If possible, gather information about participants before they turn up. This could be in the form of a few questions on the registration form, a quick database check to see what kinds of actions they have taken in the past, or asking others for their experience working with them.
Understand Participant’s Needs
Remember, many new activists or volunteers are looking for:
- Connection with likeminded people (potential new friends, a sense of community)
- Opportunities to learn and grow (new experiences, skills development)
- The chance to make a difference (acting on the things they care about)
This mean we should look to address these needs as we plan the workshop, keeping them in mind as objectives. It also means that the ‘vibe’ of the gathering, setting an inclusive culture and helping people meet each other, is often just as important (if not more so!) than the content you cover.
Less is More
If you pack the agenda with too much you end up rushing, cutting breaks short, and neglecting the relationships which create the glue for your campaign.
When designing a session be realistic about how much time each section will take. It may take some practice to be able to estimate this. As a general rule do your first draft and then think about what you could cut in order for it to be more spacious. After the training go back and note down how long things actually took – if things were quicker than you planned what was the quality of the discussion or the energy in the room?
See Andrew Willis Garcés’ Middle Class Standard Time for more inspiration for doing less.
Connect to Motivations
Start your workshop with activities that allow people to meet each other and focus on purpose. Opening questions like ‘What brought you here today?’, ‘Why do you care about this campaign winning?’, or ‘What’s an issue you are passionate about?’ help people connect to feelings, values, concerns and motivations. Share why you’re there so people can connect with you too.
Be prepared for resistance to campaign actions you’re inviting people to undertake. This is completely understandable – you’re asking people to step out of their comfort zone. In order to do this people will want to know:
- What you’re asking them to do
- How to do that task properly (or be reassured they don’t need to be perfect)
- How it fits into the logic of the campaign
- That it’s worth taking a risk (it will contribute to the win and it’s worked before)
Give people opportunities to practice and ask questions. Don’t get waylaid by so many questions that you cut back time on practice. Anxiety can manifest as lots of talking and avoidance of trying new things but your workshop will usually go better if people jump into action more swiftly (not allowing anticipation to build too much), with time afterwards for clarifying questions. Participants with many objections to action may need one-to-one follow up, including during breaks if you sense they are impacting on others.

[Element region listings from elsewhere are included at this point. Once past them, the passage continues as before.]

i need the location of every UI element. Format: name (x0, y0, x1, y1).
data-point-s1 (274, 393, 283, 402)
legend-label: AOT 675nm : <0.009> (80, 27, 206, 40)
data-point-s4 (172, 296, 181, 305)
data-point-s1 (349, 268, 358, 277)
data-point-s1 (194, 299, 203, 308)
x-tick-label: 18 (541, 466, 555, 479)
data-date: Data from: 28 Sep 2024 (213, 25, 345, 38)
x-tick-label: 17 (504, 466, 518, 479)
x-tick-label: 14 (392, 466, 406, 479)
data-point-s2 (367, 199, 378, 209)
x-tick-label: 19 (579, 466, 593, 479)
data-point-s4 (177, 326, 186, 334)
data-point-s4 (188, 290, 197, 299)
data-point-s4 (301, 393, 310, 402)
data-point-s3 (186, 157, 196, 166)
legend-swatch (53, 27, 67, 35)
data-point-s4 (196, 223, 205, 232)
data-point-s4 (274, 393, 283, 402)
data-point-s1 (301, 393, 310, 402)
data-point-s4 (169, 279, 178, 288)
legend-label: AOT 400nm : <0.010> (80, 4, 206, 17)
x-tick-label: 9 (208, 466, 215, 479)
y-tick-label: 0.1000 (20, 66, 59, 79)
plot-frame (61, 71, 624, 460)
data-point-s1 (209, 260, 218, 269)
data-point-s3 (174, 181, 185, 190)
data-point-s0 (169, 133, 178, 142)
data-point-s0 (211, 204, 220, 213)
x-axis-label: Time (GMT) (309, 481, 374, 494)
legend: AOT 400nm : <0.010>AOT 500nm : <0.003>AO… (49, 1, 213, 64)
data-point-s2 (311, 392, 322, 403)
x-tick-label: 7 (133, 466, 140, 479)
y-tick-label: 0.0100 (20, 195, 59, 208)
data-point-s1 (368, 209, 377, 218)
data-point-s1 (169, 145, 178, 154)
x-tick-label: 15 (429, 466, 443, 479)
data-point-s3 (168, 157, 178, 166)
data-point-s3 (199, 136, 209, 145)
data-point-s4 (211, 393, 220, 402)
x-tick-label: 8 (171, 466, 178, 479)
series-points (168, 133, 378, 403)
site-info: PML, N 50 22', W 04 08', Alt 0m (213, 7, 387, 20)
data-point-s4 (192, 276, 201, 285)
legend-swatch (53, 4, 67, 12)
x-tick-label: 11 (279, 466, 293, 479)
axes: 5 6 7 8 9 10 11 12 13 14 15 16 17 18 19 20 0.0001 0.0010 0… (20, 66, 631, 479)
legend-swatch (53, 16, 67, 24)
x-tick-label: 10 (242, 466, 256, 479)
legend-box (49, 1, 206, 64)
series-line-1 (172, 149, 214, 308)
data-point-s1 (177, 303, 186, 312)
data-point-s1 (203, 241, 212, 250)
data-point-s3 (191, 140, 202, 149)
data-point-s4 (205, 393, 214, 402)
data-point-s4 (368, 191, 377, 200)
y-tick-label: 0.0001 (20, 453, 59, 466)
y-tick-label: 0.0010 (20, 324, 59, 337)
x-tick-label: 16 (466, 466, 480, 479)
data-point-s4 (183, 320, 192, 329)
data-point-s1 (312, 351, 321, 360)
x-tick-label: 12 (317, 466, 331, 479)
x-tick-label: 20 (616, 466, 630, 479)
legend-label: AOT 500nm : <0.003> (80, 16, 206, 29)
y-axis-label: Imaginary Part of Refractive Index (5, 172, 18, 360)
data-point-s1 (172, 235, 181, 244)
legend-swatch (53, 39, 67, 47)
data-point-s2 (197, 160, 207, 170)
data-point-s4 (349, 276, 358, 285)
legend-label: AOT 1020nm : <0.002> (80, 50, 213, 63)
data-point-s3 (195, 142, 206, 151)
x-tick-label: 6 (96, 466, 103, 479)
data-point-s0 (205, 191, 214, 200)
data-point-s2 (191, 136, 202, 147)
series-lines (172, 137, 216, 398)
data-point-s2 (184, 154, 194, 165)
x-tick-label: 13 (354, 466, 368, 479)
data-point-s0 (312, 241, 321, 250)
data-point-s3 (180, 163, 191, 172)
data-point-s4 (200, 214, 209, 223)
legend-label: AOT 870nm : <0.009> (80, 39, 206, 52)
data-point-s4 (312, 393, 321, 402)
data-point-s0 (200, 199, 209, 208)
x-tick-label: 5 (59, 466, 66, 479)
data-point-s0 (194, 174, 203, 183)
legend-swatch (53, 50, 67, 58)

Case studies and stories from past campaigns can be useful for demonstrating the effectiveness of action and helping people to feel hopeful. Be prepared with anecdotes from social movement history or your own involvement in activism. Sharing your own story of how you overcame adversity (like nerves before training people or an initial dread of doorknocking) can also be useful. Where possible include inspiration from other leaders in the campaign or a testimonial from someone who will be viewed as a peer by participants.
Gather a Team
Recruit a team to make trainings go well. This is an excellent way to put into practice an organising approach. Step volunteers up into support roles such as welcoming people, making announcements, signing people up for actions and more. Having helpers who can meet late people, update them and find them seats means you can focus on the group as a whole without too many distractions. This approach also means people see and experience a ‘leaderfull’ organisation where people share the load and take responsibility.
Make time at the end for shared commitments to future action. This could take the form of written pledges, a round of ‘next steps’, large charts for people to write their names on, or volunteers ready with sign-up sheets for upcoming action.
Back Yourself and Have Fun!
If your campaign values the leadership of concerned citizens, start with yourself. Affirm your role in the campaign and the training room. Make time to debrief with a focus on your strengths, processing challenges and preparing for future action. Notice where you can keep stretching to grow in your own power and effectiveness and get support to do that.